Friday, February 4, 2011

NetMonitor. Implementing IDisposable pattern

The `IDisposable` pattern and its correct usage often are the subject of flaming discussions. At least among those developers, who are aware of its existence. Oh, sorry. Truth be told, the pattern had been the subject of discussions, but after the exciting and extremely detailed article on the topic was published by fathers of .NET, CLR, etc., the only thing left for us was to follow their wise recommendations.

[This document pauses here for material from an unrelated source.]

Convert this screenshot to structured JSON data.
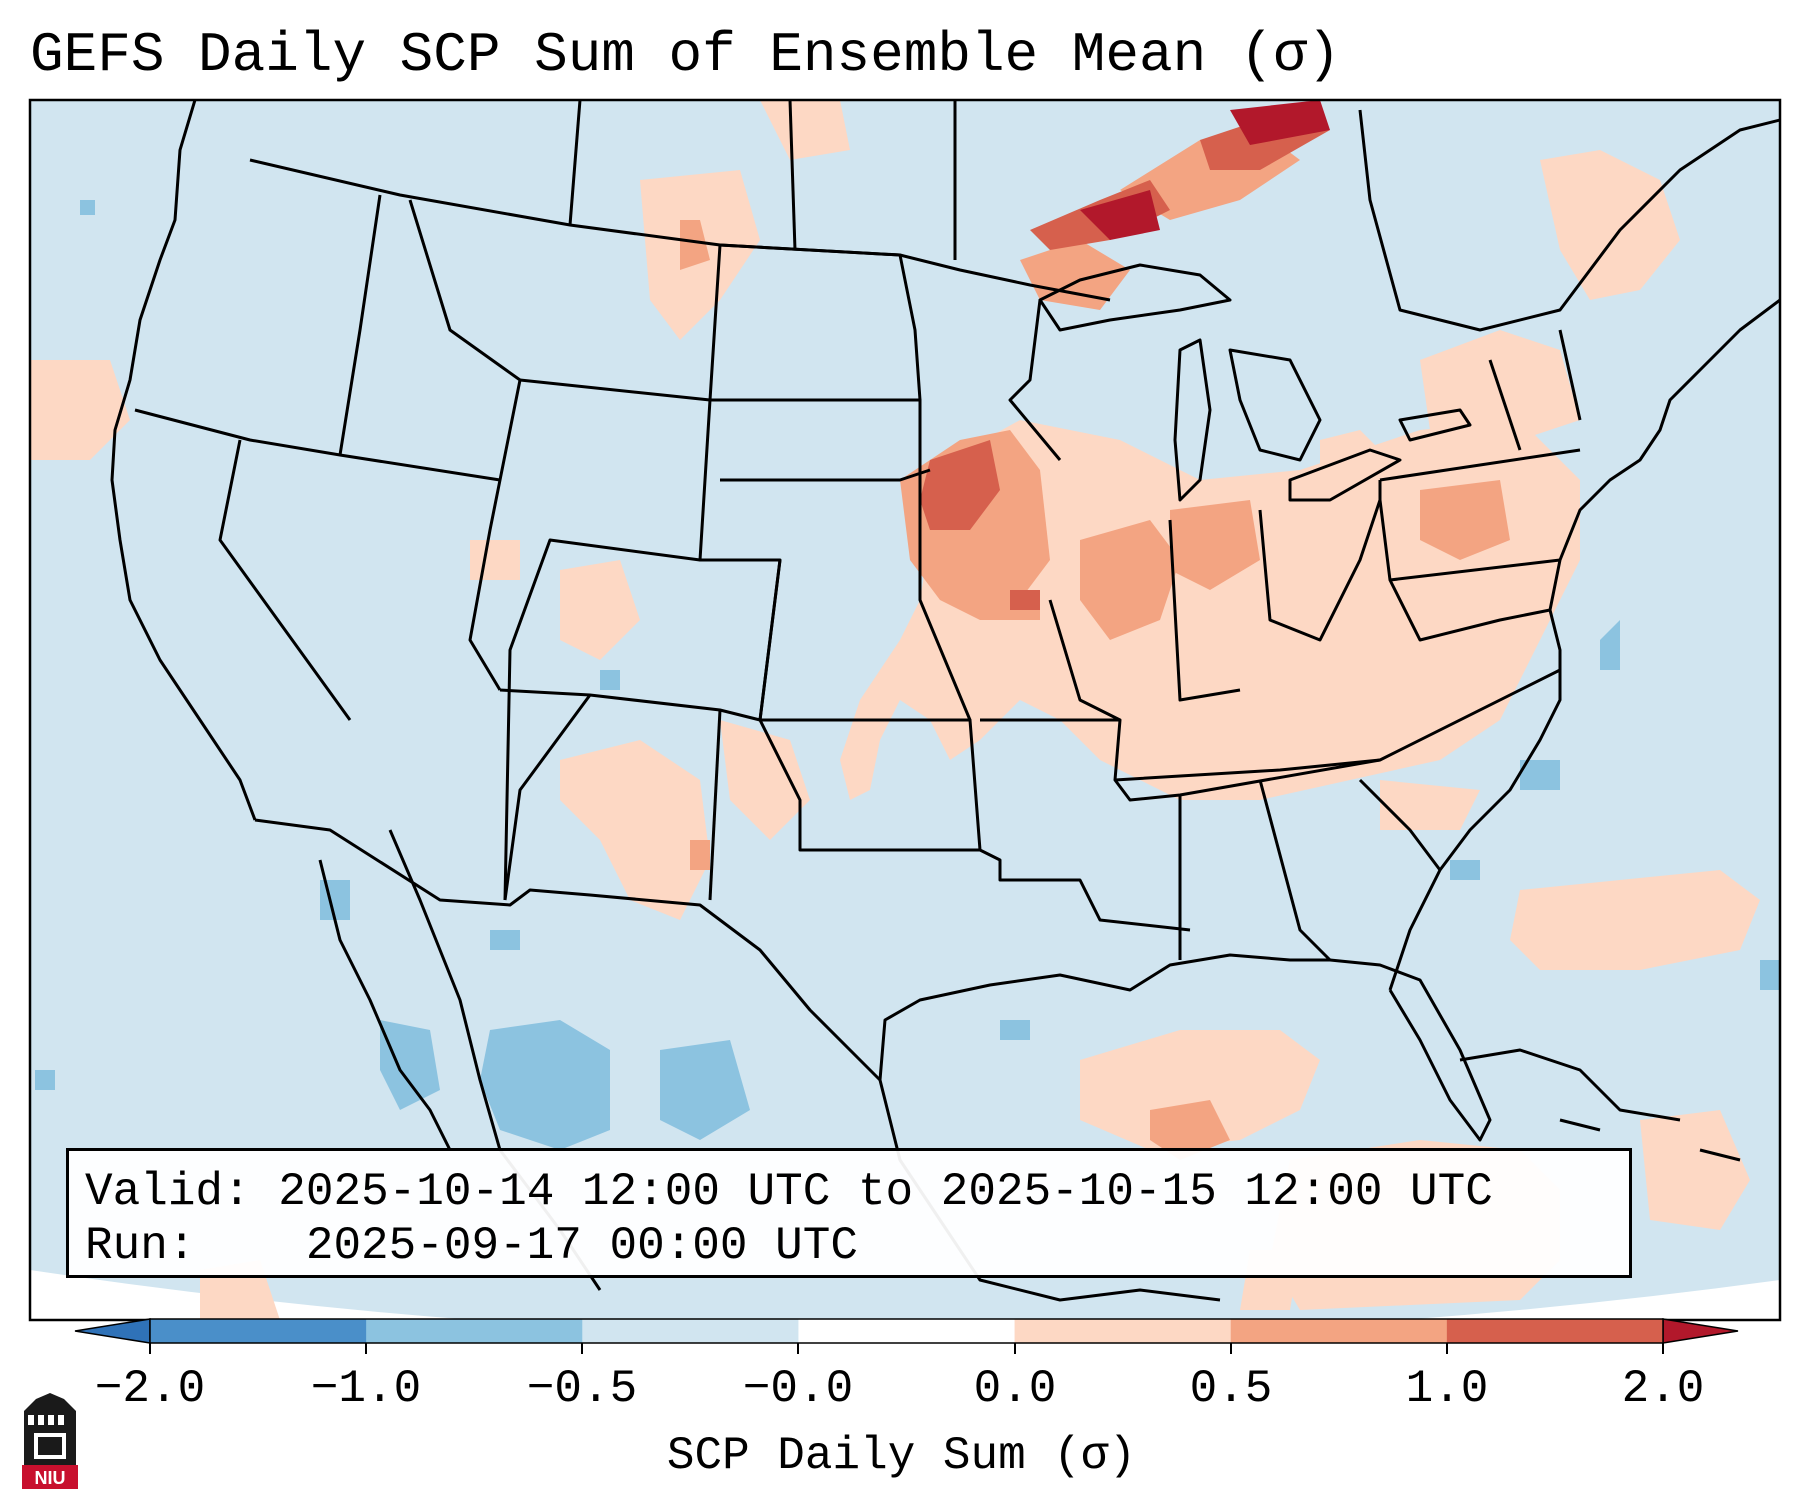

And so did I, because `NetMonitor.PingService` uses `Threading.Timer` & `NetworkInformation.Ping` types which implement `IDisposable` by themselves. Here is how the canonic `IDisposable` implementation looks like, applying for `PingService` class:

    public void Dispose()
    {
        Dispose(true);
        GC.SuppressFinalize(this);
    }

    private void Dispose(bool disposing)
    {
      if (isDisposed)
        return;

      if (!disposing)
        return;

      if (IsRunning)
        Stop();

      if (timer != null)
        timer.Dispose();
      if (ping != null)
        ping.Dispose();

      isDisposed = true;
    }

    ~PingService()
    {
      Dispose(false);
    }

Note the presence of a finalizer, 2 working modes of Dispose method, etc. All this stuff is explained with uncompromising details in the above-mentioned article. Great reading, don’t miss it.